Revue
DossierÊtre femme élue et maire en 2019
Élue à 34 ans à la mairie de Nantes, Johanna Rolland est une des plus jeunes femmes maires d’une grande ville de France. Convaincue que les métropoles sont le bon échelon pour expérimenter de nouvelles solutions face aux mutations sociétales en cours, elle s’implique depuis 2014 au sein de différentes instances pour promouvoir la voix des métropoles : le pôle métropolitain Nantes-Saint-Nazaire (présidence), de France urbaine (co-présidence du collège des métropoles), du réseau Eurocities (présidence 2014/2016). Elle est aussi convaincue qu’une part de l’avenir de la France s’invente dans les territoires notamment au travers d’une nouvelle alliance entre les métropoles, les territoires péri-urbains et ruraux pour répondre au défi du XXIe siècle. Elle s’est confiée à Horizons publics en tentant de répondre à la question suivante : qu’est-ce qu’être maire et femme en 2019 ?
Quand on m’a sollicitée pour témoigner de ce qu’être une femme élue, maire d’une grande ville et présidente de métropole en 2019, je me suis interrogée. Y a-t-il une spécificité féminine dans la façon d’exercer un mandat d’élu local ? Je n’en suis pas sûre. J’ai toujours refusé l’idée qu’on serait défini soit par son genre, soit par le quartier ou la famille dans lesquels on a grandi. Je l’ai refusé parce que je suis fondamentalement attachée à l’émancipation, à l’égalité et que je crois que cela passe d’abord par le fait de n’assigner personne à un rôle, à une place, quels qu’ils soient.
Cela fait écho à une deuxième interrogation. Pourquoi avons-nous besoin de témoignages de femmes exerçant des responsabilités ? Pendant la campagne électorale en 2014 et au début de mon mandat, je refusais de répondre à la sempiternelle question « qu’est-ce que ça fait d’être une jeune femme candidate/élue dans une grande ville ? » J’estimais que cette question empêchait de parler des vrais sujets : Nantes, les projets que j’ai pour cette ville, avec mon équipe, les convictions que je porte, etc.

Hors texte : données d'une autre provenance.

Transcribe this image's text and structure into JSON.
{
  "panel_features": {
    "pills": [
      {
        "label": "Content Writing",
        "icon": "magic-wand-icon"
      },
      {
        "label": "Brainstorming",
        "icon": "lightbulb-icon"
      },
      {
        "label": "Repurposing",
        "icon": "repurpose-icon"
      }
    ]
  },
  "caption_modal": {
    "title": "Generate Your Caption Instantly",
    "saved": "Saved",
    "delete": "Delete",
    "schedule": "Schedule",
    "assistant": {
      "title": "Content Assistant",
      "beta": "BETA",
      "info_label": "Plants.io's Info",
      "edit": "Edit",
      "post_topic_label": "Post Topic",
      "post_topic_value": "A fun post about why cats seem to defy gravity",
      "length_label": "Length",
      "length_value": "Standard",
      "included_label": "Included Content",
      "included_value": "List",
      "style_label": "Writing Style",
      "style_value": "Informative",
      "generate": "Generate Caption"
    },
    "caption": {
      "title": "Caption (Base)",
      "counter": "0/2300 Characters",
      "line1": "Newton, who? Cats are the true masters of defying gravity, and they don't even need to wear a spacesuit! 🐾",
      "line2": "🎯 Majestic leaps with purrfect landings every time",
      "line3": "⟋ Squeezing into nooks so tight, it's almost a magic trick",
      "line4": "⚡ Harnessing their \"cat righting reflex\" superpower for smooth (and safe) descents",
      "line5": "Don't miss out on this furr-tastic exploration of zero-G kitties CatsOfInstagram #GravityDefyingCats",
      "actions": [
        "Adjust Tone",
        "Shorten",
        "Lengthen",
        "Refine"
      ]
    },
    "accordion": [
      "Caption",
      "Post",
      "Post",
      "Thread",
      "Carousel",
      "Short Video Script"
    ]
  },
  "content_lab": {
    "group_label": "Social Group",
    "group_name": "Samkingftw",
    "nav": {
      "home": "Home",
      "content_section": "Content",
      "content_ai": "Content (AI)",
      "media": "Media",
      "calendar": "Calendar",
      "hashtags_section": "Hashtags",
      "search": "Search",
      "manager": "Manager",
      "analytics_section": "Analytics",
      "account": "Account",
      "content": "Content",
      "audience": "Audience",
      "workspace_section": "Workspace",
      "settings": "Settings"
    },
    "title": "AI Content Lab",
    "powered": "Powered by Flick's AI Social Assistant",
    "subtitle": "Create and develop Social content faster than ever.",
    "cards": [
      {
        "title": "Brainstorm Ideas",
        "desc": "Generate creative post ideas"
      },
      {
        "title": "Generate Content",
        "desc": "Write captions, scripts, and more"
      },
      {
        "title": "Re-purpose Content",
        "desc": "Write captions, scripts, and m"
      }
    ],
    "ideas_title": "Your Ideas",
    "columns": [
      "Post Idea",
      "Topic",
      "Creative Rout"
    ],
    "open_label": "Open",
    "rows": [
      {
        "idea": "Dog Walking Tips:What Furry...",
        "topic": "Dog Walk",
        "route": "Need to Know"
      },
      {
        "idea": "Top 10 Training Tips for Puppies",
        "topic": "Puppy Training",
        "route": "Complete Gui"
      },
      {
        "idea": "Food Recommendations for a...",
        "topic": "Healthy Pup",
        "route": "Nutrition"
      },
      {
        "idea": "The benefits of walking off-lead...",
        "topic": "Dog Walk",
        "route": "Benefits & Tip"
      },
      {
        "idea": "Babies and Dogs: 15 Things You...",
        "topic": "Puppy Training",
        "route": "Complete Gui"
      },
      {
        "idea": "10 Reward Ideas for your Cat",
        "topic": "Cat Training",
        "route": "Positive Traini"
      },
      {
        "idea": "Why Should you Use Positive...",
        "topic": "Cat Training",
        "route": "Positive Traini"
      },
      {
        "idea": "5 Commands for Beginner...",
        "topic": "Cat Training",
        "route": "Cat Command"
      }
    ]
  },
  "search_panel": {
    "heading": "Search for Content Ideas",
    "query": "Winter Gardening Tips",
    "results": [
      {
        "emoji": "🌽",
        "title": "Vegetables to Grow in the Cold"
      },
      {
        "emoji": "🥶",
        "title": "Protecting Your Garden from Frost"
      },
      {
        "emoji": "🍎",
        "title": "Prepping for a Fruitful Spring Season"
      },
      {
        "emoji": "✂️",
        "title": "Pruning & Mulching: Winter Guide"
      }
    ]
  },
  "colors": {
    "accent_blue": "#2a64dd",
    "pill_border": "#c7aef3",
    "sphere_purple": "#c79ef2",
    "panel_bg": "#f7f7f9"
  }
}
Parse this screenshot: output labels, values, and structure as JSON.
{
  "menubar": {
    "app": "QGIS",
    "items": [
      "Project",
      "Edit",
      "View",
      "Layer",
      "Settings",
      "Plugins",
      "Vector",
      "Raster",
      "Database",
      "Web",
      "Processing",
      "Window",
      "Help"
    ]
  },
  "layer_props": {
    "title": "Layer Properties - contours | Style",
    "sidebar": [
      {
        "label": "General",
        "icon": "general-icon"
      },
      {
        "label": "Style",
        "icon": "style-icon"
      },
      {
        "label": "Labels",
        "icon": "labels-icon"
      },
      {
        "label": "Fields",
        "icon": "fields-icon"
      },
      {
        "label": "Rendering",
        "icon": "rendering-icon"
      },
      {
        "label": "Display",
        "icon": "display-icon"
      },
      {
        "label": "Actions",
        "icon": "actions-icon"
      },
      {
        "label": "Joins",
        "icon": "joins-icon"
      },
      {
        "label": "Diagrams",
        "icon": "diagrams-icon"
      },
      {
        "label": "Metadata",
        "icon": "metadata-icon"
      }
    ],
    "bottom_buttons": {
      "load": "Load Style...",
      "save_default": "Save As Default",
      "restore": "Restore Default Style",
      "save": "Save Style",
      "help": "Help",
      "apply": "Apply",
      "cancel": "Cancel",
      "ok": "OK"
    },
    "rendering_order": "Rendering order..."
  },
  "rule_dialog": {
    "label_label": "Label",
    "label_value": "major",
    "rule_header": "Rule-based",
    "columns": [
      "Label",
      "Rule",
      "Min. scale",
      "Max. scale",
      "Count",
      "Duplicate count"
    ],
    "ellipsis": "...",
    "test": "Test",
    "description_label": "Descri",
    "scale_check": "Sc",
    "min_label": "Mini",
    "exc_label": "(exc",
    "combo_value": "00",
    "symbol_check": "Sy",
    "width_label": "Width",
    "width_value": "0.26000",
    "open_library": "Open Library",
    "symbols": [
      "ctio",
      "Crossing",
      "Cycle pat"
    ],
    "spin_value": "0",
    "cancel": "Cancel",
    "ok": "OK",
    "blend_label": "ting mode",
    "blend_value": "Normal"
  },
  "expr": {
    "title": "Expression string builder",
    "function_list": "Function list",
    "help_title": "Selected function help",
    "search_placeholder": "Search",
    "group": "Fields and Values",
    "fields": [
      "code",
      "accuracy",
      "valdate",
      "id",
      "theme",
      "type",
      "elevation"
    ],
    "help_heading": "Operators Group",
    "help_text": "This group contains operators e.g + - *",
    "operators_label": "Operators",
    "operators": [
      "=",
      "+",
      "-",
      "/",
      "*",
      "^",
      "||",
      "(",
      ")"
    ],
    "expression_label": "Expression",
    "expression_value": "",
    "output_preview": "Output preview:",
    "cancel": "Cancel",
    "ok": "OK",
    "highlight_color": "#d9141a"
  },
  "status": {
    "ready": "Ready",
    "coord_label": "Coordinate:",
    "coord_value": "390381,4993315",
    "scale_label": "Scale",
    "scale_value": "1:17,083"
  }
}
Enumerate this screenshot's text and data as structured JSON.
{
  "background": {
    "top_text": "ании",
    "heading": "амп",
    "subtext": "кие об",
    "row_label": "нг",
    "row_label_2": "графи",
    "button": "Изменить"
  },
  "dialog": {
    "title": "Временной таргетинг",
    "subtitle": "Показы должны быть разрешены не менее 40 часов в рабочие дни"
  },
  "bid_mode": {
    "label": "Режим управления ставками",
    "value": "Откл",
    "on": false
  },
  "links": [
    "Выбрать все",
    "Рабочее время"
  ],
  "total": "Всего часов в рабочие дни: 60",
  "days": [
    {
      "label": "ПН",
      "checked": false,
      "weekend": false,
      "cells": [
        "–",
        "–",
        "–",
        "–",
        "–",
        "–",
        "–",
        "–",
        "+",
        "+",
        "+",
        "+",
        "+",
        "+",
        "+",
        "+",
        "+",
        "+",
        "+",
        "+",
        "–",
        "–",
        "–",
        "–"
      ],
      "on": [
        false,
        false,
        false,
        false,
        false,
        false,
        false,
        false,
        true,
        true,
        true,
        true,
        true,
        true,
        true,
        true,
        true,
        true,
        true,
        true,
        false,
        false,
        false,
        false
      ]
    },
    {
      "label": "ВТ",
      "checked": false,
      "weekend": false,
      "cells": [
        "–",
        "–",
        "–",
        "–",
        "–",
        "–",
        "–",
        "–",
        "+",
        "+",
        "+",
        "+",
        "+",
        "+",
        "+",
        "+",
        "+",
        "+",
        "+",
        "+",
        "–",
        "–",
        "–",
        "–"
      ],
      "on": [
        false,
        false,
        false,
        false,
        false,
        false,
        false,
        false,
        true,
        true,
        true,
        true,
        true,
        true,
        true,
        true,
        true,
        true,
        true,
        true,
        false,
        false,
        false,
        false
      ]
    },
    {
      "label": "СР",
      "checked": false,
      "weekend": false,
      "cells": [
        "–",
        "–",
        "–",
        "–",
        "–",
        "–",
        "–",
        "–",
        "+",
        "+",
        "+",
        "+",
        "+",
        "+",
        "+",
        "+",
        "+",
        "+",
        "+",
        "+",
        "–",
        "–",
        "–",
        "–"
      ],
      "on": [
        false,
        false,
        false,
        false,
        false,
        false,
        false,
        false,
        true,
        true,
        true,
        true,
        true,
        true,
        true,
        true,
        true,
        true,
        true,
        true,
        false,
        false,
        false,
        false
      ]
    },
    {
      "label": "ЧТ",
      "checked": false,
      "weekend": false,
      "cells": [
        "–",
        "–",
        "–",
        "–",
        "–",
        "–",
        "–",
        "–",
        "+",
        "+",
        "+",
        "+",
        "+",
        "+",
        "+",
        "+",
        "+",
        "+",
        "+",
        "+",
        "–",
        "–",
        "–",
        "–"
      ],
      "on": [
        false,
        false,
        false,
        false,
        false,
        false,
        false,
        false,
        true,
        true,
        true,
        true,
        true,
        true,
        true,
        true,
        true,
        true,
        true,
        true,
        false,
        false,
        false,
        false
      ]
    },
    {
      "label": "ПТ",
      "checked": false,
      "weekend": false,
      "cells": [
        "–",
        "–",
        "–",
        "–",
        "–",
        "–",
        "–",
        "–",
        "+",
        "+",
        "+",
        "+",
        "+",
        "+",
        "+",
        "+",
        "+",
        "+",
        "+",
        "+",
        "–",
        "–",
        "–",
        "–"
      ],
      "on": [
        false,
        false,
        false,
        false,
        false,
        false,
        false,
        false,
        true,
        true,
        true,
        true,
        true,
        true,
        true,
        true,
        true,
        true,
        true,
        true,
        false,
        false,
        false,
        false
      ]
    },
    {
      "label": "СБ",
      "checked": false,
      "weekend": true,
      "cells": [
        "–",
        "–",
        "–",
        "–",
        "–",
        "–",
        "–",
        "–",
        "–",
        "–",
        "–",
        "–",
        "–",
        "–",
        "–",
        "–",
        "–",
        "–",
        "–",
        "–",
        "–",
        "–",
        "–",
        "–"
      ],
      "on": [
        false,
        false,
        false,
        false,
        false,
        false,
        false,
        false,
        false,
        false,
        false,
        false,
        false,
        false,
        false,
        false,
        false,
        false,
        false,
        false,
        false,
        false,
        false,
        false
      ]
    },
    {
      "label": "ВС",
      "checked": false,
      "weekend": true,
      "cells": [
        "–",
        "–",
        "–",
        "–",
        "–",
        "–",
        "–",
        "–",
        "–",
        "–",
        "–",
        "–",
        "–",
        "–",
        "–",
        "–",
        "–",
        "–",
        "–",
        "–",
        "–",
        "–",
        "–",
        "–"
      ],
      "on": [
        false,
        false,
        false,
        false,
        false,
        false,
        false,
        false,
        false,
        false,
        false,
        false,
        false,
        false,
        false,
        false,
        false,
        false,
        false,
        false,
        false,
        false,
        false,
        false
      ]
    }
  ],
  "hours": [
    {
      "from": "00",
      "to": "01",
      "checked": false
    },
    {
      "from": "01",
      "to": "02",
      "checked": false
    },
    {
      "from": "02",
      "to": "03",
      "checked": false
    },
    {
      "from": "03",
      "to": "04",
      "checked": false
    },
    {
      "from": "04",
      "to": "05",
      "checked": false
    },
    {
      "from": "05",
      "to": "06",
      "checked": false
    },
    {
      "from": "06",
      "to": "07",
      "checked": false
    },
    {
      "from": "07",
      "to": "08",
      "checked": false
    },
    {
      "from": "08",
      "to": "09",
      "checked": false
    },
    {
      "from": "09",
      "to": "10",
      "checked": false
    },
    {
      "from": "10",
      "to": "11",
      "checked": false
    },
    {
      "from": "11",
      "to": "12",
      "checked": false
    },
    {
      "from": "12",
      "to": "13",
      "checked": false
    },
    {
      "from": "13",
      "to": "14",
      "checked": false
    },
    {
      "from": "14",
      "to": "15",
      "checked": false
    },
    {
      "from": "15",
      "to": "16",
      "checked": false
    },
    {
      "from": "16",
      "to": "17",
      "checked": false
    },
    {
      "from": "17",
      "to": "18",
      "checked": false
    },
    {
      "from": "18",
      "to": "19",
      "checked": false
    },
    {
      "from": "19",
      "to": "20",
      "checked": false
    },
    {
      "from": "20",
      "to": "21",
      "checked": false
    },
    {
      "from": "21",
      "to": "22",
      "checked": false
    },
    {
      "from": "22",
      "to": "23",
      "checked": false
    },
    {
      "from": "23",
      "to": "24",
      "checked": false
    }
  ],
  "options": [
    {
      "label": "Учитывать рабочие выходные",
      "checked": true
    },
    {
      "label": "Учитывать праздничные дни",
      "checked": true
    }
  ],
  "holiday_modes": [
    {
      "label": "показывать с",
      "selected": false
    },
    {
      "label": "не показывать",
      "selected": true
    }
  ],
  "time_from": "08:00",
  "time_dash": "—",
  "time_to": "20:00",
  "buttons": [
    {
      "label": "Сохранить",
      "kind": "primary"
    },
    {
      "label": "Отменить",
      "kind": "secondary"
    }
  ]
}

Et puis, et c’est, je crois, intimement lié à la fonction de maire, j’ai évolué sur cette question. Pourquoi je dis que c’est intimement lié à la fonction de maire ? Parce que nous sommes le premier interlocuteur de beaucoup de nos concitoyens. Quand on est maire, qu’on soit un homme ou une femme, dans une petite ou dans une grande commune, on va constamment à la rencontre de l’autre, on est à son service. On arpente les allées du marché un samedi matin pour discuter avec les commerçants et les habitants. On échange avec des parents d’élèves à la sortie d’une école, on partage un café avec les bénévoles de l’association qui a organisé et animé le tournoi de foot. On réfléchit avec des chefs d’entreprise à la façon dont on peut faire avancer leurs projets sur notre territoire. On trouve des solutions pour une famille en grande précarité ou une personne âgée qui ne peut plus vivre seule chez elle.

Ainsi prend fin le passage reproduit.